In Health Care, PROCEPT BioRobotics (PRCT) was a notable detractor, experiencing a downturn following a C-suite transition. Despite initial investor concerns, the appointment of industry veteran Larry Wood as CEO is viewed positively by Osterweis, with expectations for a robust Q3 performance. Artivion (AORT), a medical device company, emerged as a top contributor in this sector, driven by strong Q2 results and accelerating sales of its Onyx heart valve due to compelling clinical data.
In Consumer Discretionary, Duolingo (DUOL) negatively impacted the portfolio due to stalled user growth and concerns over management's subscriber targets. Consequently, Osterweis exited its position. Boot Barn (BOOT), a Western wear retailer, was a significant contributor, reporting strong Q2 results and raising full-year guidance. The position was exited after its market capitalization surged, realizing anticipated upside.
Information Technology experienced a bifurcation, with strong performance in semiconductors contrasted by weakness in traditional software. Rambus (RMBS), a high-performance semiconductor provider, was a leading contributor, benefiting from a 43% year-over-year product revenue growth and surging demand from AI inference workloads. Conversely, Monday.com (MNDY) was a detractor, as its stock declined following a softer growth outlook and reduced customer acquisition due to Google's AI-driven algorithm changes, leading to the fund’s exit from the position.
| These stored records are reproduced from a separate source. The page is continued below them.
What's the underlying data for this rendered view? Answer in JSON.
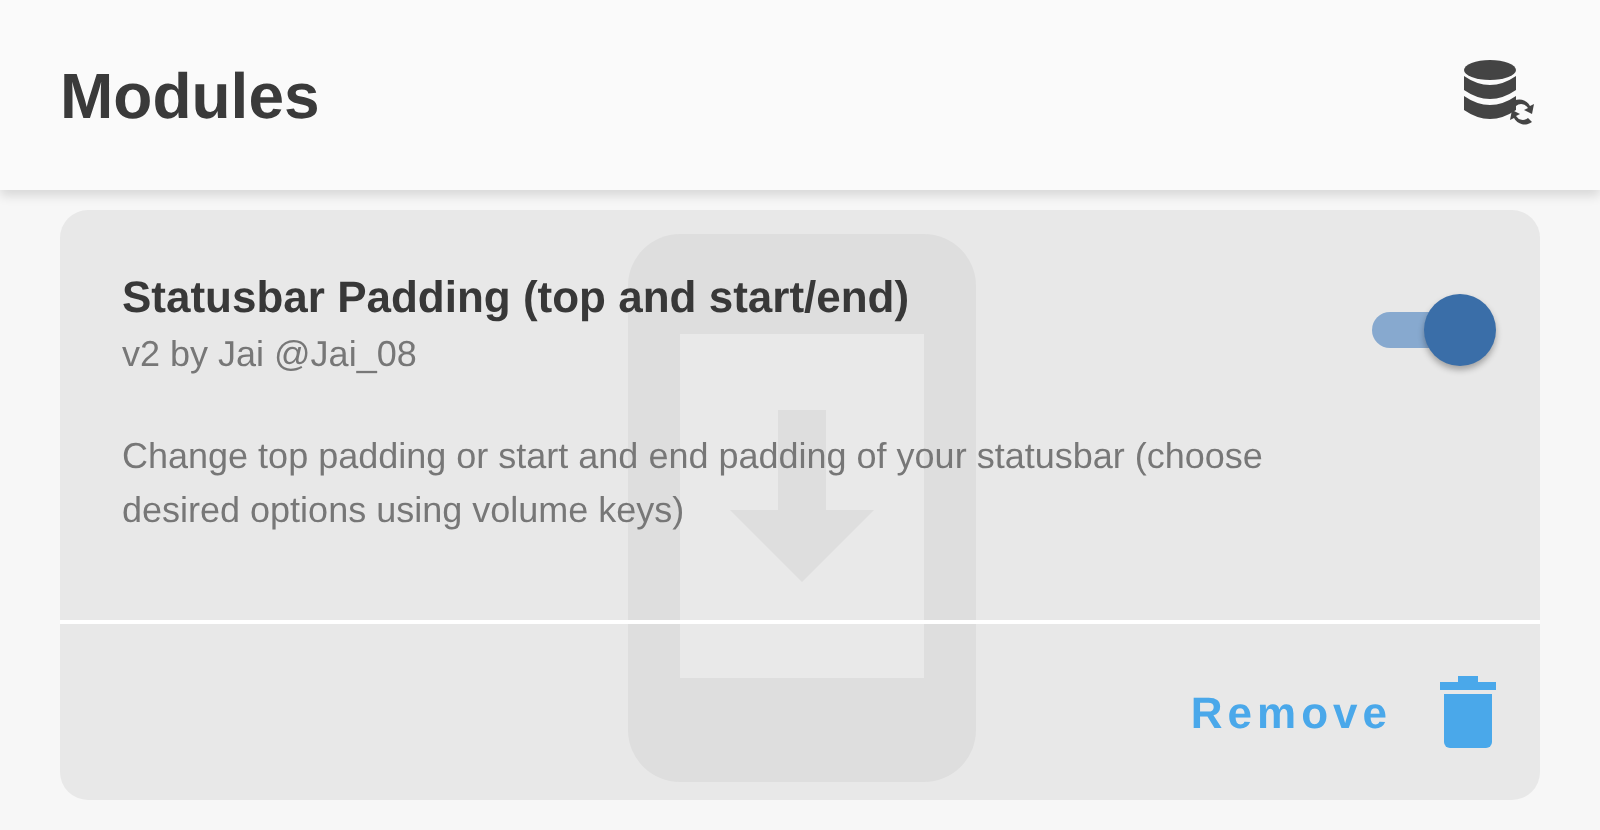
{
  "app_bar": {
    "title": "Modules"
  },
  "modules": [
    {
      "name": "Statusbar Padding (top and start/end)",
      "author_line": "v2 by Jai @Jai_08",
      "description": "Change top padding or start and end padding of your statusbar (choose desired options using volume keys)",
      "enabled": true,
      "remove_label": "Remove"
    }
  ]
}
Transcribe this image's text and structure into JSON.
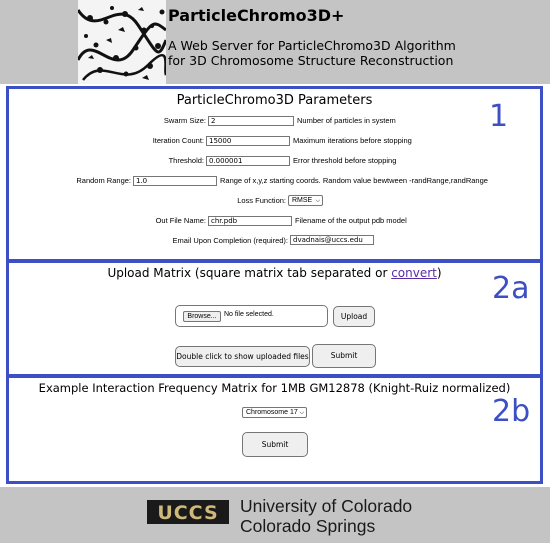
{
  "header": {
    "title": "ParticleChromo3D+",
    "subtitle_line1": "A Web Server for ParticleChromo3D Algorithm",
    "subtitle_line2": "for 3D Chromosome Structure Reconstruction"
  },
  "panel1": {
    "number": "1",
    "title": "ParticleChromo3D Parameters",
    "fields": [
      {
        "label": "Swarm Size:",
        "value": "2",
        "desc": "Number of particles in system"
      },
      {
        "label": "Iteration Count:",
        "value": "15000",
        "desc": "Maximum iterations before stopping"
      },
      {
        "label": "Threshold:",
        "value": "0.000001",
        "desc": "Error threshold before stopping"
      },
      {
        "label": "Random Range:",
        "value": "1.0",
        "desc": "Range of x,y,z starting coords. Random value bewtween -randRange,randRange"
      },
      {
        "label": "Out File Name:",
        "value": "chr.pdb",
        "desc": "Filename of the output pdb model"
      },
      {
        "label": "Email Upon Completion (required):",
        "value": "dvadnais@uccs.edu",
        "desc": ""
      }
    ],
    "loss_label": "Loss Function:",
    "loss_value": "RMSE"
  },
  "panel2": {
    "number": "2a",
    "title_prefix": "Upload Matrix (square matrix tab separated or ",
    "title_link": "convert",
    "title_suffix": ")",
    "browse_label": "Browse...",
    "file_status": "No file selected.",
    "upload_label": "Upload",
    "show_label": "Double click to show uploaded files",
    "submit_label": "Submit"
  },
  "panel3": {
    "number": "2b",
    "title": "Example Interaction Frequency Matrix for 1MB GM12878 (Knight-Ruiz normalized)",
    "chromosome_value": "Chromosome 17",
    "submit_label": "Submit"
  },
  "footer": {
    "logo_text": "UCCS",
    "line1": "University of Colorado",
    "line2": "Colorado Springs"
  }
}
Consumer Staples proved to be a relative strength, with Vital Farms (VITL), an ethical egg and dairy producer, delivering strong results and a raised full-year guidance. Industrials also performed well, with CECO Environmental (CECO), a water and contaminant treatment equipment provider, showing robust Q2 results driven by significant sales and order growth, including large power infrastructure projects. Trex Company (TREX), a composite decking leader, faced headwinds from unfounded rumors of competitor discounts, but Osterweis remains confident in its investment.
Market Outlook
Looking ahead, Osterweis Capital Management anticipates a shift away from the recent speculative fervor in small-cap growth. They foresee a broadening rally that will favor companies demonstrating tangible sales and earnings growth. Historically, major technological shifts, such as the advent of mobile phones, e-commerce, and now artificial intelligence, first impact large-cap markets before extending to small-cap companies. This trend is already in motion, as smaller, innovative firms begin to harness AI for specialized applications.
The firm also believes that a more accommodating Federal Reserve policy will continue to support small-cap stocks. Osterweis Capital Management remains dedicated to diligently seeking out high-quality, reasonably valued small-cap companies with substantial potential for organic, rapid growth.
The unwavering confidence of their clients in their management is deeply appreciated.
The meticulous approach taken by Osterweis Capital Management in navigating the volatile small-cap growth market provides a valuable lesson for investors. Their unwavering commitment to fundamental analysis and valuation discipline, even when faced with short-term underperformance relative to speculative rallies, underscores the importance of a long-term perspective. In an era dominated by market hype and thematic investments, their strategy serves as a powerful reminder that sustainable growth often stems from sound financial health and proven business models. As AI continues to reshape industries, identifying companies that genuinely leverage these innovations, rather than simply riding the speculative wave, will be crucial for sustained investment success. This report not only informs but also educates, highlighting the enduring value of patience and prudence in investment management.